Maximizing The Effectiveness Of Exposure Therapy
Despite its position as the leading treatment technique for anxiety disorders, not all clients respond to exposure therapy and some individuals relapse following successful treatment. The Maximizing The Effectiveness Of Exposure Therapy information handout uses cutting edge insights from inhibitory learning theory to help clinicians and their clients conduct exposure therapy that is most likely to lead to recovery.
Exposure therapy is the most effective treatment for anxiety disorders. It can take a number of forms:
- Graduated vs. intense (flooding)
- Brief vs. prolonged
- With or without cognitive or somatic coping strategies
- Imaginal vs. interoceptive vs. in vivo
There are a number of models which attempt to explain why exposure to a fear-inducing stimulus is an effective method for overcoming fear. These include:
- Habituation models which focus on the reduction of fear through exposure (e.g. Foa & Kozak, 1986)
- Cognitive models whereby behavioral testing is used to explicity disconfirm mistaken threat-laden assumptions (e.g. Salkovskis et al, 2006)
- Inhibitory learning models which propose that the original CS-US association learned during fear conditioning is not erased during extinction but is instead inhibited by new learning about the CS-US (specifically, that the CS no longer predicts the US)
Craske and colleagues (2014) propose that inhibitory learning is the most helpful model for understanding exposure therapy. Specifically, they argue that anxious individuals show deficits in the mechanisms underpinning extinction learning and that optimizing inhibitory learning during exposure can enhance the effectiveness of treatment. They identify nine strategies which clinicians can use to maximize the effectiveness of exposure therapy including: expectancy violation, deepened extinction, occasional reinforced extinction, removal of safety signals, variability, retrieval cues, multiple contexts, reconsolidating, and affect labelling. Maximizing the Effectiveness Of Exposure Therapyis an information handout designed to help clinicians and their anxious clients plan and conduct effective exposure therapy.

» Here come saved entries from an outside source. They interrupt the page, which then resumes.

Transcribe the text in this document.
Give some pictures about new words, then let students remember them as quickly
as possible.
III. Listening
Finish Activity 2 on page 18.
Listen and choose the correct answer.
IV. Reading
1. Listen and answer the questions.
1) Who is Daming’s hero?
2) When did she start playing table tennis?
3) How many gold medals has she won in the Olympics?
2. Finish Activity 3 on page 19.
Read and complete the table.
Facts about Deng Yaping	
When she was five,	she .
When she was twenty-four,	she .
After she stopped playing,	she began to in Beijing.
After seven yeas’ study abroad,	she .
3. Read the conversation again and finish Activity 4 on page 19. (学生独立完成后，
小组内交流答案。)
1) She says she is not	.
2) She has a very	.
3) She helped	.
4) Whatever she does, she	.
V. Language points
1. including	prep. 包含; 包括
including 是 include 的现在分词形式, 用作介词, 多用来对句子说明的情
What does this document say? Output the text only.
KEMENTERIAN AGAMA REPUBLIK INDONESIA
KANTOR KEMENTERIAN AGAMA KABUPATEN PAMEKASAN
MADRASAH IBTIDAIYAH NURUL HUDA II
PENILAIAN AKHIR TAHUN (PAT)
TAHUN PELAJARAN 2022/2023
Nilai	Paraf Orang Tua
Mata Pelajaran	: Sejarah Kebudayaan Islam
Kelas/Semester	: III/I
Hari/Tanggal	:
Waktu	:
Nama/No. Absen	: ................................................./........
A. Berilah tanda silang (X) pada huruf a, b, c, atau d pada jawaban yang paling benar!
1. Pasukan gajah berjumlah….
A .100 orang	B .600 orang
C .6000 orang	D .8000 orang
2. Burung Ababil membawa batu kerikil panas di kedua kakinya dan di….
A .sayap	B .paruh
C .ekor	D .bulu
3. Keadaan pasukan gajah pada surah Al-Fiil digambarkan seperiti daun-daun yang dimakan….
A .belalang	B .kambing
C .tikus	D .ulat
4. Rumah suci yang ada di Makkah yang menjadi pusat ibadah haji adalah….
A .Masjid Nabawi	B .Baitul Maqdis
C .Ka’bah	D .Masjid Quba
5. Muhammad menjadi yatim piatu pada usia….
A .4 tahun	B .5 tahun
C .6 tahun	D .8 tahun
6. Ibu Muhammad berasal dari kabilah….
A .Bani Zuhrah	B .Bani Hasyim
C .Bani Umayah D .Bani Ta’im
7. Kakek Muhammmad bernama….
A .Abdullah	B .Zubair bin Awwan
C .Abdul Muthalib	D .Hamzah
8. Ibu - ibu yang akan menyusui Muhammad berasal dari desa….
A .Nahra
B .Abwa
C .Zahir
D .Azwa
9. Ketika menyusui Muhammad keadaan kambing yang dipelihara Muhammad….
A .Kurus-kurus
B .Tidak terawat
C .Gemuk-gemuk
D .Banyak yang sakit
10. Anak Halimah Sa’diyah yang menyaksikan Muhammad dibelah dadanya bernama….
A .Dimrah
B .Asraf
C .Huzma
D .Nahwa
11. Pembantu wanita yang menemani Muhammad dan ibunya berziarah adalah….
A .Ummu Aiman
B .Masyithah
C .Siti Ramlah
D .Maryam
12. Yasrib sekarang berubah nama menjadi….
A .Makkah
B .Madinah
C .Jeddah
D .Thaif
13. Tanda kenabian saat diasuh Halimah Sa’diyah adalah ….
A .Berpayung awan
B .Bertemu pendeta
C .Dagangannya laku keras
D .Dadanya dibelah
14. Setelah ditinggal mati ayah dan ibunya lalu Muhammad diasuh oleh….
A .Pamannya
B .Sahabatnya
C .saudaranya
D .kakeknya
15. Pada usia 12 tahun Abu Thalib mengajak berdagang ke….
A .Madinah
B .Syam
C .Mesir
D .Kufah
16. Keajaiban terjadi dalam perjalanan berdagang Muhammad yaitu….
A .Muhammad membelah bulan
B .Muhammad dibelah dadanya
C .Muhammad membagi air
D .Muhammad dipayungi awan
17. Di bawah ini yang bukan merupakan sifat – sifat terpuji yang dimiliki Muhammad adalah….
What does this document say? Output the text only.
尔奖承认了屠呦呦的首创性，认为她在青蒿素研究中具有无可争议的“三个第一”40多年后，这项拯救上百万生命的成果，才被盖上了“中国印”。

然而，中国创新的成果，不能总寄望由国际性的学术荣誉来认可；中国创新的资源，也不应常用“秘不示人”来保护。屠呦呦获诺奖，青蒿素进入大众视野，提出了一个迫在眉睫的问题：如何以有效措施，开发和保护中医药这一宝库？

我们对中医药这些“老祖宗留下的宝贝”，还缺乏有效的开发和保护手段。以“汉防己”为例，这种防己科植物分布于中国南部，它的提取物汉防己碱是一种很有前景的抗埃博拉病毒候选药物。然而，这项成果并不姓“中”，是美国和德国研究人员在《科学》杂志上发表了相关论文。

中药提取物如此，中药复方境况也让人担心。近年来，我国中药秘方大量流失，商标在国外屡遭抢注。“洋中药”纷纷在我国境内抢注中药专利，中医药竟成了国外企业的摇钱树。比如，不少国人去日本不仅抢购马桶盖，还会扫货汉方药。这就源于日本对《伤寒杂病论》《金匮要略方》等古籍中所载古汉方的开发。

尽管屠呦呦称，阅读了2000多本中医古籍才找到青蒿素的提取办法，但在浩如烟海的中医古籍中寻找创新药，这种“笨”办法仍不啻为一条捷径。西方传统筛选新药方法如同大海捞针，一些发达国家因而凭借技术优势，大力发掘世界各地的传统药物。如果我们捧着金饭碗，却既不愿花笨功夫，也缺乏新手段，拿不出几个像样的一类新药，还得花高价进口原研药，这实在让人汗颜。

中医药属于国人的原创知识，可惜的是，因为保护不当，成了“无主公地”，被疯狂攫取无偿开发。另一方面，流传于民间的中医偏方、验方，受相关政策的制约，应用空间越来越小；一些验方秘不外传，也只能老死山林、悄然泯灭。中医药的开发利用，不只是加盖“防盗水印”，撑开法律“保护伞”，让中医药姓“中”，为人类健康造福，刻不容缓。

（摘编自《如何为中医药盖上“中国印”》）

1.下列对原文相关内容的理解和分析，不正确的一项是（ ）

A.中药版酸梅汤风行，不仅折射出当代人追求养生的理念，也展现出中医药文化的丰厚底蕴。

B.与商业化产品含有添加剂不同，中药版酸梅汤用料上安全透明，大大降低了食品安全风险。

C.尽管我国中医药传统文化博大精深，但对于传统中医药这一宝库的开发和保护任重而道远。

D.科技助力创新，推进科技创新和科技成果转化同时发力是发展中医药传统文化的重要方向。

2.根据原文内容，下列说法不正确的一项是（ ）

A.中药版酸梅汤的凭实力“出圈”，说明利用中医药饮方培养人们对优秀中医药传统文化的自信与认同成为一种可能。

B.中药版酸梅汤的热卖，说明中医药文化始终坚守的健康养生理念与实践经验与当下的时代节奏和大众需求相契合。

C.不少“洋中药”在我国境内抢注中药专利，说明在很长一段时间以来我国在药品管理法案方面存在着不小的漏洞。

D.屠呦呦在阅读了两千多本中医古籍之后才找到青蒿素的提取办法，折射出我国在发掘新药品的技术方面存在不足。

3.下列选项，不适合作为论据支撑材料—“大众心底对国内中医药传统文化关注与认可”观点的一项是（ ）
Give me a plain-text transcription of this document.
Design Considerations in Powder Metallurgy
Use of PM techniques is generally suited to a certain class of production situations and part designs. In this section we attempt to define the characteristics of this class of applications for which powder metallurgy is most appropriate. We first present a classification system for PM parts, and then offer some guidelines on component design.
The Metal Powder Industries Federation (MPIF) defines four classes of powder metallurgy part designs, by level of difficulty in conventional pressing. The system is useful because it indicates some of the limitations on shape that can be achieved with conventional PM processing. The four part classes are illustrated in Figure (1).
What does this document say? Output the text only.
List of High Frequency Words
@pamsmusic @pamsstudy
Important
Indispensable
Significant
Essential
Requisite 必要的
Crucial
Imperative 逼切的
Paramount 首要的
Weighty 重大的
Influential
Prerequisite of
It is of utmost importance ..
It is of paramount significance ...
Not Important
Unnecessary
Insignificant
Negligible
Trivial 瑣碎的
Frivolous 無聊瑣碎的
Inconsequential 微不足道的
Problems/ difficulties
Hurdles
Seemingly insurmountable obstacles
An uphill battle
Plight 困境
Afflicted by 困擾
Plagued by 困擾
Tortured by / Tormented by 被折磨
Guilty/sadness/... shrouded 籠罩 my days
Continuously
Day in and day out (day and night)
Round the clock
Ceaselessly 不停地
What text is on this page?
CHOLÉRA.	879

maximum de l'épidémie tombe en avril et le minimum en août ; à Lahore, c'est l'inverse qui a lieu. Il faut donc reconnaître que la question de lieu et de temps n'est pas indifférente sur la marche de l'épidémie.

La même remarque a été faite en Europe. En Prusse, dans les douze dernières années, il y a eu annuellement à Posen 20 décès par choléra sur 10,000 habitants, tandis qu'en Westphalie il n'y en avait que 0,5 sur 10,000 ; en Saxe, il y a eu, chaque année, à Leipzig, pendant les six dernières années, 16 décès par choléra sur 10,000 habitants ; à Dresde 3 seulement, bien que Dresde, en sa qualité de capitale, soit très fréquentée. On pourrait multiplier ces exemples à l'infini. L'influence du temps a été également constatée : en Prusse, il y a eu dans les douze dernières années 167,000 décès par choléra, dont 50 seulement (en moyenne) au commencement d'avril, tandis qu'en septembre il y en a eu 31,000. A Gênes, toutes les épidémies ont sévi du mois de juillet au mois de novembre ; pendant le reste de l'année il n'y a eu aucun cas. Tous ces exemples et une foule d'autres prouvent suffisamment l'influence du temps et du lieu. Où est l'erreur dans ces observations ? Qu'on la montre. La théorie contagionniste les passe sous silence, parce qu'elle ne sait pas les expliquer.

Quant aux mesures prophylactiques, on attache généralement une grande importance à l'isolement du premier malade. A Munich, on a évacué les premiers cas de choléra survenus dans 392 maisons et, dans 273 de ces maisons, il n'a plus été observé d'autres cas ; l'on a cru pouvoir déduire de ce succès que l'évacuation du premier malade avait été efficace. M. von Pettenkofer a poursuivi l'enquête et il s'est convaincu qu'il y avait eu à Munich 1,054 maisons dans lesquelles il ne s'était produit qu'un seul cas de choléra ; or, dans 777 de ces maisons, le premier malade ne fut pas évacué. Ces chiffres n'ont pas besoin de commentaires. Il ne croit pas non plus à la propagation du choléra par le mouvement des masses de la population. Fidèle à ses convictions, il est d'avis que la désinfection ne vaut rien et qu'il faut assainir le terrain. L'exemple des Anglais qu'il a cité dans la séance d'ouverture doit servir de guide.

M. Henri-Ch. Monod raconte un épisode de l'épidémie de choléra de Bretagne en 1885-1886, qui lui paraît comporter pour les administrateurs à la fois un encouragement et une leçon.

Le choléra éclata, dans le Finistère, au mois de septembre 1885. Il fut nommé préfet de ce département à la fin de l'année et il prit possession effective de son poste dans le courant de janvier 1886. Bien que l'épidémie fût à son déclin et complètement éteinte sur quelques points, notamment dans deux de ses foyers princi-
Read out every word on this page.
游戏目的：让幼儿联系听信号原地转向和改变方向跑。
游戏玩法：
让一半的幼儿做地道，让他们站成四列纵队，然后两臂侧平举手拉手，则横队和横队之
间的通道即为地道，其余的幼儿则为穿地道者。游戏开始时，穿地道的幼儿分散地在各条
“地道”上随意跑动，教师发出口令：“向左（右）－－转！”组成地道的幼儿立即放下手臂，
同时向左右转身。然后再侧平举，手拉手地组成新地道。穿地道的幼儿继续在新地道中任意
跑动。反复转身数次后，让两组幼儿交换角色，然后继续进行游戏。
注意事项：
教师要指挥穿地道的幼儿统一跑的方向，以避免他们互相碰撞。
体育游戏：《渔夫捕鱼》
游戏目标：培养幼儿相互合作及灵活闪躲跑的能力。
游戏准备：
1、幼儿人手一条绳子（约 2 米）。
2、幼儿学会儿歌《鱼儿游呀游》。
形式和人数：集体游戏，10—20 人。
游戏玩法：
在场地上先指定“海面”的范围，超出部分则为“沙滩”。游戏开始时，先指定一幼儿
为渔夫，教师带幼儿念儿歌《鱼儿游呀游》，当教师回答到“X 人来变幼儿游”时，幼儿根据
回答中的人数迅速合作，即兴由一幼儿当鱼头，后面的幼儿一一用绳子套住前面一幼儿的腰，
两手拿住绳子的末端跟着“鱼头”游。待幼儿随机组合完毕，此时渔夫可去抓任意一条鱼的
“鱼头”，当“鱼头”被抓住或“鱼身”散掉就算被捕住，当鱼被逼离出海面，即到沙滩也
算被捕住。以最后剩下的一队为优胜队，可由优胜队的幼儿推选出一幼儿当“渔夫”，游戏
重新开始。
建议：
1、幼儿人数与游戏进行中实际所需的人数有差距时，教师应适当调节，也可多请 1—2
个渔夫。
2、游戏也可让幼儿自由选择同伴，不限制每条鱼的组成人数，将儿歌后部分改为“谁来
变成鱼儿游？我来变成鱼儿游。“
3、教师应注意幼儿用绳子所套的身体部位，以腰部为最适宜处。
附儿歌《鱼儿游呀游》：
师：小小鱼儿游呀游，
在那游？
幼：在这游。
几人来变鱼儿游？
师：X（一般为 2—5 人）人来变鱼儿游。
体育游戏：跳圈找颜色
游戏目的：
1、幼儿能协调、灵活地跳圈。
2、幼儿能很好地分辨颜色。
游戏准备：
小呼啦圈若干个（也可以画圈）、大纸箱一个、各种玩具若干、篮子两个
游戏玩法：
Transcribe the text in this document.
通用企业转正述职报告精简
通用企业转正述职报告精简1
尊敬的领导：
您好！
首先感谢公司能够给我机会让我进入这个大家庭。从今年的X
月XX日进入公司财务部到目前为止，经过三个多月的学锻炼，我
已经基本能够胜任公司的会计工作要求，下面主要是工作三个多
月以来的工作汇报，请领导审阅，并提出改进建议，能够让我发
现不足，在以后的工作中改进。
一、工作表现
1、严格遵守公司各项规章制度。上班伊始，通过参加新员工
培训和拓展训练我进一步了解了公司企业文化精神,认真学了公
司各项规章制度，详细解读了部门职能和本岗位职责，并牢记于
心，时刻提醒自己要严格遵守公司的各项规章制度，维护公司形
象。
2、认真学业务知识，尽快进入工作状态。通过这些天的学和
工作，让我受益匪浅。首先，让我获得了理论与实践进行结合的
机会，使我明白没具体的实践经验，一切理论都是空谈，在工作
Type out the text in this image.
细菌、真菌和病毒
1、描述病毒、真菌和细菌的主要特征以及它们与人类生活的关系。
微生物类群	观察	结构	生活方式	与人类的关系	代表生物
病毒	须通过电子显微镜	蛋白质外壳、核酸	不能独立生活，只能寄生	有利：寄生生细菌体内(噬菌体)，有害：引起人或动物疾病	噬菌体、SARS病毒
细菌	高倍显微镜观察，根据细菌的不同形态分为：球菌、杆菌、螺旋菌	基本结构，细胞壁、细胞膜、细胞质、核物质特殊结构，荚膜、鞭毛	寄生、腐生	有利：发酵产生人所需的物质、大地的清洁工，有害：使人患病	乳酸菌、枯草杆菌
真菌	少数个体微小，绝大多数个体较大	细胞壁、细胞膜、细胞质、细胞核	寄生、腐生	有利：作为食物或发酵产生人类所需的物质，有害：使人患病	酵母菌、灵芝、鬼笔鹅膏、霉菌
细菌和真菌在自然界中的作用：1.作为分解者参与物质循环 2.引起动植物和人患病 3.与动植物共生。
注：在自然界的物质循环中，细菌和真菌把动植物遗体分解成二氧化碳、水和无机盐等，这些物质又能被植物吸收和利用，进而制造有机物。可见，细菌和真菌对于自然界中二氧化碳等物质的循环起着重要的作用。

This is a Psychology Tools information handout. Suggested uses include:
- Client handout – use it as a psychoeducation resource to teach clients how to make their exposure therapy more effective
- Discussion point – use to provoke a discussion and explore client beliefs regarding avoidance and exposure
- Therapist learning tool – improve your familiarity with an inhibitory learning theory approach to exposure therapy
- Teaching resource – use it as a learning tool when training clinicians or anxious individuals how to conduct effective exposure therapy
- Craske, M. G., Treanor, M., Conway, C. C., Zbozinek, T., & Vervliet, B. (2014). Maximizing exposure therapy: an inhibitory learning approach. Behaviour Research and Therapy, 58, 10-23.
- Foa, E. B., & Kozak, M. J. (1986). Emotional processing of fear: exposure to corrective information. Psychological Bulletin, 99(1), 20.
- Salkovskis, P. M., Hackmann, A., Wells, A., Gelder, M. G., & Clark, D. M. (2007). Belief disconfirmation versus habituation approaches to situational exposure in panic disorder with agoraphobia: A pilot study. Behaviour Research and Therapy, 45(5), 877-885.